I want to compile the following function which takes a matrix variable.
ClusterFind =
Compile[{{Inte, _Real}, {Matrix}},
Map[If[Last@# == Inte, Take[#, 4]] &, Matrix], CompilationTarget -> "C",
RuntimeAttributes -> {Listable}, Parallelization -> True];
Here Matrix is a $m\times n$ matrix of real,integer or complex numbers. I also would like to know if it is possible to compile without knowing the dimension of the variable matrix beforehand. Can the Matrix in the above example be of PackedArray data type?
UPDATE
Thanks for the suggestions. I found the following compiled version most efficient as far as speed is concerned.
ClusterFind =
Compile[{{Inte, _Real}, {Matrix, _Complex, 2}},
Take[Select[Matrix, (Last@# == Inte) &], All, 4],
CompilationTarget -> "C"];
BR
Answer
Not only can Matrix be a PackedArray, it must be a PackedArray. However, it will be packed for you if necessary before the compiled code is called.
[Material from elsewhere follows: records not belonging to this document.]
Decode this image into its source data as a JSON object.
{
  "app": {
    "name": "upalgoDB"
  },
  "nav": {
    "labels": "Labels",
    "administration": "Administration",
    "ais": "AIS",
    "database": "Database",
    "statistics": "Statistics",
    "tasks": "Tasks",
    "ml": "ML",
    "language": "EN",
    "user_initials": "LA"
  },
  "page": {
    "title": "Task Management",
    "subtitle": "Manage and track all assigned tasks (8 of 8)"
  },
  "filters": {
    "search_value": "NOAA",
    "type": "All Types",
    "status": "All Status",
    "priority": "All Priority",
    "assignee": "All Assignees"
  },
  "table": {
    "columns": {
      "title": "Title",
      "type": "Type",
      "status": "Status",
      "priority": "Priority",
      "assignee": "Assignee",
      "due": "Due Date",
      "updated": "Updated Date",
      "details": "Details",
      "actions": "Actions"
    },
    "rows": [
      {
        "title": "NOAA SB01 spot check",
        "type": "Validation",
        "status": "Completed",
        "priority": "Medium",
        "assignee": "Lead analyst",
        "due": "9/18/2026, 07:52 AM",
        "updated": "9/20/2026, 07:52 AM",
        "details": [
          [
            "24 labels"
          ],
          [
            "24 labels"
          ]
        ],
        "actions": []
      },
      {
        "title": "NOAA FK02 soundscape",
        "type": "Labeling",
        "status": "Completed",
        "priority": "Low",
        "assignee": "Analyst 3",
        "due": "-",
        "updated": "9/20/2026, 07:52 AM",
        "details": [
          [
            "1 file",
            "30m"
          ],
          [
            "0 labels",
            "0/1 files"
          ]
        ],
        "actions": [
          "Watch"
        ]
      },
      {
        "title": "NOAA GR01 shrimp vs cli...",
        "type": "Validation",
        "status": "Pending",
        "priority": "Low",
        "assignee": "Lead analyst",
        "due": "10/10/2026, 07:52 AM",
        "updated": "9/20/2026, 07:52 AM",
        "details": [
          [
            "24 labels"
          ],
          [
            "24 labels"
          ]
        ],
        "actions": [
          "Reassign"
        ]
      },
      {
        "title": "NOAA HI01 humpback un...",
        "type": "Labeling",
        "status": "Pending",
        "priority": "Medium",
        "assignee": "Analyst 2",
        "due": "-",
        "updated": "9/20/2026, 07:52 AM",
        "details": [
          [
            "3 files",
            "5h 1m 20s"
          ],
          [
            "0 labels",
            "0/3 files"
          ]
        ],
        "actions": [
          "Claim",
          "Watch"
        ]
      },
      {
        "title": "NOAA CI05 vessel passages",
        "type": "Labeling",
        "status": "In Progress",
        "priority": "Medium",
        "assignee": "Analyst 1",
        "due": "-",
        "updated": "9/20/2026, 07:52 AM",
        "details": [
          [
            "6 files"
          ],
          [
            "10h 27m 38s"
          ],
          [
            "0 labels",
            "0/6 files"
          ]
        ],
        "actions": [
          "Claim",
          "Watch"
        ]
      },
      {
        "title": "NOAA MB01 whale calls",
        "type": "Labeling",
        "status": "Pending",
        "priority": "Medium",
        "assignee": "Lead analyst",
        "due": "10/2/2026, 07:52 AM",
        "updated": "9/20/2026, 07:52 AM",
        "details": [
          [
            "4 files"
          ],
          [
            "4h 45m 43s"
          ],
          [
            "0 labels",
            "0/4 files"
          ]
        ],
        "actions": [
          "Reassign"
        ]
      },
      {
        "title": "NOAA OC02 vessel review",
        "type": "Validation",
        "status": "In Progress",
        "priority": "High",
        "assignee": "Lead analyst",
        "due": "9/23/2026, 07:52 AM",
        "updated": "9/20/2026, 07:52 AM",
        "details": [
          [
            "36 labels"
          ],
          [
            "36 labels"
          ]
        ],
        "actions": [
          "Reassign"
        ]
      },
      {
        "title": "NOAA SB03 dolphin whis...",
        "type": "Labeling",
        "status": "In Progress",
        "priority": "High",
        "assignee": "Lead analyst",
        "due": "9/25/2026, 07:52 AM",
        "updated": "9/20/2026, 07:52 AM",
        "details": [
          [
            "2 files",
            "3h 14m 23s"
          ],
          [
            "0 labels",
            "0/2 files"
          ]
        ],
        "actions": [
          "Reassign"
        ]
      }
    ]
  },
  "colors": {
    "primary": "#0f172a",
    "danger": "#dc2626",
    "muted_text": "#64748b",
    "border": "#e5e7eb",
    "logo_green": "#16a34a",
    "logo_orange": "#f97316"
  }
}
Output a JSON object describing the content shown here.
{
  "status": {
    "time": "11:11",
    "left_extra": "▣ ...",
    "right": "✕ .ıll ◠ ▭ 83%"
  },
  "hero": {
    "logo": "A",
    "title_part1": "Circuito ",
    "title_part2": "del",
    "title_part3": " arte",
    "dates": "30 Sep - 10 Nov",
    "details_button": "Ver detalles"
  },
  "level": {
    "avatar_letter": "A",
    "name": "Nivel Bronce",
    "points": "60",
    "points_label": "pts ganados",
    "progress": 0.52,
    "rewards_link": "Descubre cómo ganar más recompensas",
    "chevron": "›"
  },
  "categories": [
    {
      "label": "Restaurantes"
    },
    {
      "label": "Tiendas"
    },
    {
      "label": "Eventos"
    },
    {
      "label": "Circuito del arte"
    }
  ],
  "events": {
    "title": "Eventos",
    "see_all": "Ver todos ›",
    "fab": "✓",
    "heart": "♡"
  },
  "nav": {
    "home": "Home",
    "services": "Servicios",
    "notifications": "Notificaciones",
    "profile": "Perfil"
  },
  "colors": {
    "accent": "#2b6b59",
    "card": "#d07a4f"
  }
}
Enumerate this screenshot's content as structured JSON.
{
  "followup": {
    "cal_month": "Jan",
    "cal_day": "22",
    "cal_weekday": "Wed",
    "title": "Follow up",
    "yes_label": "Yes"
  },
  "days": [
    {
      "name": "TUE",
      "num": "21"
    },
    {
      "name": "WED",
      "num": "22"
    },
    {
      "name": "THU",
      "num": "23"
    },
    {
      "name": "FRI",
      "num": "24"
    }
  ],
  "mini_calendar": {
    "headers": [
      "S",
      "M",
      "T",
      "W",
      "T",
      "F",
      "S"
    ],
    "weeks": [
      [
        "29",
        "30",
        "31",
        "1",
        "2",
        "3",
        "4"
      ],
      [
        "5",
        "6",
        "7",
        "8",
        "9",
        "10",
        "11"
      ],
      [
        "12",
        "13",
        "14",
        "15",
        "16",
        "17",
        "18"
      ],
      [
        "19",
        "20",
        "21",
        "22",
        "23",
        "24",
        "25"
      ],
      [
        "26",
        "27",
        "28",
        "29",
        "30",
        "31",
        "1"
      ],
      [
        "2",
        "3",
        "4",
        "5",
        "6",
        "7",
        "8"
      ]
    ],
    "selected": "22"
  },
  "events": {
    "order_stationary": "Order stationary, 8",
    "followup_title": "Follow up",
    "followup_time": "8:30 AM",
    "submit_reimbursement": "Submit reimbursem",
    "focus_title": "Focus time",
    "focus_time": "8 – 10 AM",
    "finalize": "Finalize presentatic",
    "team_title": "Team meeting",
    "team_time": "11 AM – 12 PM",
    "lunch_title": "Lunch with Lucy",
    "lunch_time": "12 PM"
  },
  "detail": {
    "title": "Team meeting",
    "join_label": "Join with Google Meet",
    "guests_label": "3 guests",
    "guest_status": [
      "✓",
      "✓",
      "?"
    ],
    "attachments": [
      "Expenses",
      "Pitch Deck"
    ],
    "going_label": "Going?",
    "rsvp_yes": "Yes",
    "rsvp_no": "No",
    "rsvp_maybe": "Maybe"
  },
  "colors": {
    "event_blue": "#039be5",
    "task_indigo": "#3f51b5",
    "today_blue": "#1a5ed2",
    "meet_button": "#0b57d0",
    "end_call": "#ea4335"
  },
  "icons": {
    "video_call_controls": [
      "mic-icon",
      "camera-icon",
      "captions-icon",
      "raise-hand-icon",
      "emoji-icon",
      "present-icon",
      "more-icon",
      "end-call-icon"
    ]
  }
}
The following code is substantially faster than that given by acl above and does not require any post-processing of the output, but is still sub-optimal in terms of requiring CopyTensor calls and using a rather larger working set than one would think necessary. Perhaps these limitations can be lifted, but after a brief survey of possible implementations I didn't find a way better than this (though note that I didn't try anything with Internal`Bag).
clusterFind = Compile[{{inte, _Real, 0}, {matrix, _Complex, 2}},
Module[{tmp = matrix[[All, {1, 2, 3, 4, -1}]]},
Select[tmp, Last[#] == inte &][[All, ;; -2]]
], RuntimeAttributes -> Listable, Parallelization -> True
];
An example of the improved timings:
range = {0, 10};
data = RandomInteger[range, {1*^5, 100}];
acl's version:
Timing[
cf4[RandomInteger[range], data];
]
producing: {2.297, Null}
My version:
Timing[
clusterFind[RandomInteger[range], data];
]
which gives {0.047, Null}.
Note that the above timings are not for C-compiled versions of the two functions; compilation to C does not help very much as there is not much computational work to be done in this process anyway and most of the timing consists of copying or extracting parts of tensors. Also, I should mention that RuntimeAttributes -> Listable and Parallelization -> True do not really buy you anything here unless you are operating on a list of matrices.